Quatre manifestants ont été renversés par une voiture au cours de l’Acte XIV des Gilets jaunes à Rouen. (©Julien Bouteiller / 76actu)
L’affaire avait fait grand bruit, après l’acte XIV des Gilets jaunes à Rouen (Seine-Maritime) : un automobiliste avait percuté quatre manifestants, en blessant un sérieusement. France Bleu Haute-Normandie a révélé, vendredi 21 juin 2019, que le conducteur est un gendarme. Selon nos informations, il est basé à Mont-Saint-Aignan, à un poste administratif à cause d’un handicap lourd. L’enquête s’oriente vers des poursuites pour « blessures involontaires », ce que devra déterminer le parquet de Rouen. Le procureur de la République, Pascal Prache, confirme que « l’enquête est en voie d’achèvement ».
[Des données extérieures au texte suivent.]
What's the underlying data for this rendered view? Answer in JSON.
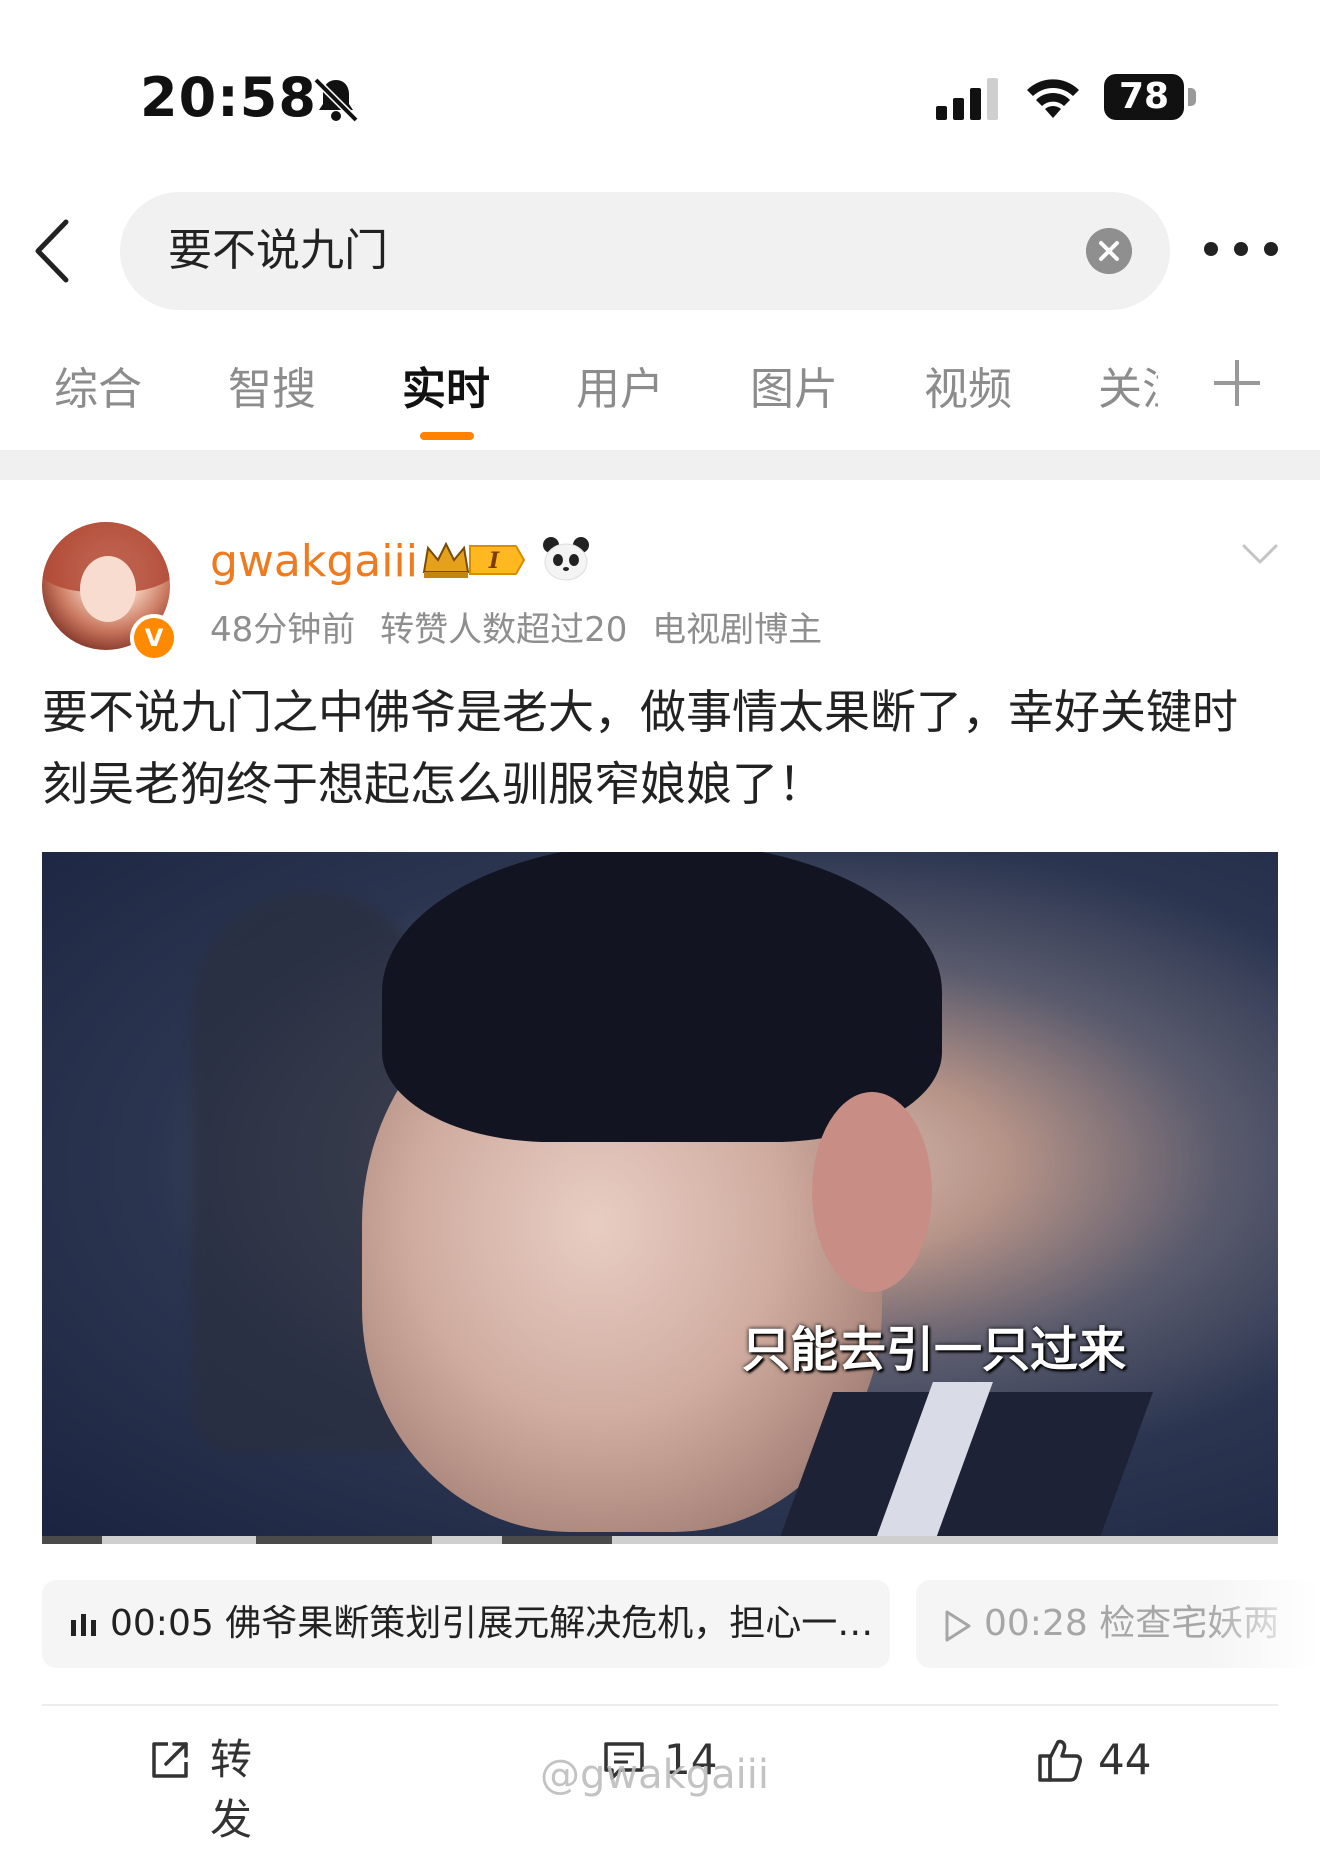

Lire aussi : Violences des Gilets jaunes : un média militant de Rouen au cœur d’une enquête
Des traces de lacérations sur le véhicule
Le procureur de la République a refusé de confirmer « les éléments relatifs aux perspectives de l’enquête ». Les conclusions de l’enquête de police ont été transmises au parquet. Elles retracent le déroulé des faits s’étant produits samedi 16 février sur le quai du Havre, à Rouen. Il était environ 17 heures quand les Gilets jaunes allaient en direction du Mont-Riboudet, en marchant sur la chaussée. Là, une voiture s’est retrouvée bloquée.
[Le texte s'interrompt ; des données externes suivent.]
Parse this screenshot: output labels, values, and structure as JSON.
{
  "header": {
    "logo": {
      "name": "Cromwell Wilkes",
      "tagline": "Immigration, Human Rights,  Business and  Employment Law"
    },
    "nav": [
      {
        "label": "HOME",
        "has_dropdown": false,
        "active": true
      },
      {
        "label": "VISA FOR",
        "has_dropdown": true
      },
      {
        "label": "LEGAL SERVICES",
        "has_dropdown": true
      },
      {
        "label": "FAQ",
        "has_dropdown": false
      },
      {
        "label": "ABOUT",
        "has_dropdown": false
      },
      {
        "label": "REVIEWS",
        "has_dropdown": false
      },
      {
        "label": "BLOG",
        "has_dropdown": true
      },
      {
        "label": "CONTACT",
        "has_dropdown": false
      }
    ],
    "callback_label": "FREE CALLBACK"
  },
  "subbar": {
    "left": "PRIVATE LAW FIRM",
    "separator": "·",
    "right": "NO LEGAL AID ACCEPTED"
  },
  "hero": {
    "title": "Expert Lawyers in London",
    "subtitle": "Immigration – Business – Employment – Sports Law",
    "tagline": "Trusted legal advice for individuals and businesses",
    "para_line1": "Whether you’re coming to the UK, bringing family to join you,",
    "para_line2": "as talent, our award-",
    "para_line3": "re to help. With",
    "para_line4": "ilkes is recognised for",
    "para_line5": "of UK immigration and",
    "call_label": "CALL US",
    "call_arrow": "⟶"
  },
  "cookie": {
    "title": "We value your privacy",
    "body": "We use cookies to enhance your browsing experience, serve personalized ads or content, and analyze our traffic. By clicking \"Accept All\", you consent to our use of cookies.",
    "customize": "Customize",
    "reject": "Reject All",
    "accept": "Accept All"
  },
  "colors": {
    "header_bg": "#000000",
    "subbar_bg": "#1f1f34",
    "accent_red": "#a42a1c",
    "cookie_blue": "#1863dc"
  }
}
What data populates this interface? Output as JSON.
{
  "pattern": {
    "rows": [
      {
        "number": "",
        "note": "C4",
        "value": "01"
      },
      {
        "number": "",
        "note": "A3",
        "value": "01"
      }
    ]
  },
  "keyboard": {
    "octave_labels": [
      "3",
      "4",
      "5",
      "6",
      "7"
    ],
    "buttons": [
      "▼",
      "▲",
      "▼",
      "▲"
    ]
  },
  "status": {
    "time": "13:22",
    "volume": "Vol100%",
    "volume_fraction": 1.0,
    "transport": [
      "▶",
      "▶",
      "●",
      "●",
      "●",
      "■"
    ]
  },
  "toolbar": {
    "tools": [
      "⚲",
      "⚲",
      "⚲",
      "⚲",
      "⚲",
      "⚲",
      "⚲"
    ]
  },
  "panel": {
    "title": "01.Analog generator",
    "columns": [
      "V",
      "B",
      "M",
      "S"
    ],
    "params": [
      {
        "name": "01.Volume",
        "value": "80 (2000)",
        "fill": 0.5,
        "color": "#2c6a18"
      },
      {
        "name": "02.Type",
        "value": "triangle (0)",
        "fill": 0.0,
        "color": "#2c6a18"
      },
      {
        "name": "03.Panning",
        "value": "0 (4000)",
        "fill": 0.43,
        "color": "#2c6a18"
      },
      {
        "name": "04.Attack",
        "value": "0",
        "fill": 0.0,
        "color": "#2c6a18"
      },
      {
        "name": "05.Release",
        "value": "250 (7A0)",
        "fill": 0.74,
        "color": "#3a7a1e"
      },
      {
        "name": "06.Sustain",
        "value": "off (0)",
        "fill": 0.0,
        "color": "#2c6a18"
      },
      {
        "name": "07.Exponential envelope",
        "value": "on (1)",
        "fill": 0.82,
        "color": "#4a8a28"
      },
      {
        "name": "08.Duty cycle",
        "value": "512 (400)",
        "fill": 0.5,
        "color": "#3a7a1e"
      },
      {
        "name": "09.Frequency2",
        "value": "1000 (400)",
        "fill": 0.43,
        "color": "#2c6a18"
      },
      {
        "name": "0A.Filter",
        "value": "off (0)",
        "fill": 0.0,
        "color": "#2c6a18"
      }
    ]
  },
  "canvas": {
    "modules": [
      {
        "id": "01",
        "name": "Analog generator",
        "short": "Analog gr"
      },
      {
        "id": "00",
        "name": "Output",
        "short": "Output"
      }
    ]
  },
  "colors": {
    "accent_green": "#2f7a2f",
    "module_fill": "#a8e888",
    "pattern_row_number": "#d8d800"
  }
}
Selon une source judiciaire, le conducteur de la Peugeot venait de quitter sa place de stationnement, n’ayant pas vu qu’une manifestation était en cours. À bord du véhicule se trouvaient sa femme et leur nourrisson, âgé de quelques semaines. L’enquête a déterminé qu’avant d’accélérer et de percuter les quatre manifestants, la voiture a été violemment prise à partie. Les enquêteurs ont retrouvé des traces de lacérations profondes sur le cuir du siège du conducteur, des trous dans la carrosserie et un liquide non identifié sur le siège du bébé.
Avant d’accélérer, le conducteur de la voiture est sorti de l’habitacle. Il a eu un échange avec des Gilets jaunes avant de rentrer dans son véhicule. Là, il a accéléré, percutant quatre manifestants, constate-t-on dans une vidéo publiée par LCI. Depuis que les faits se sont produits, le caractère intentionnel a souvent été discuté.
« Il fallait qu’il s’extirpe de là »
Il l’a aussi été par les enquêteurs, qui travaillaient d’abord sur une suspicion de « violences volontaires », en raison de l’écart fait par le conducteur au moment d’accélérer. Or, les policiers n’ont pu avoir de preuve de l’intentionnalité des faits. « Il est attaqué et prend peur, il fallait qu’il s’extirpe de là », nous résume-t-on. L’enquête s’oriente donc vers le chef d’accusation de « blessures involontaires ayant entraîné plus de trois mois d’interruption totale de travail ». Ce sera au parquet de décider s’il suit les conclusions des policiers ou non.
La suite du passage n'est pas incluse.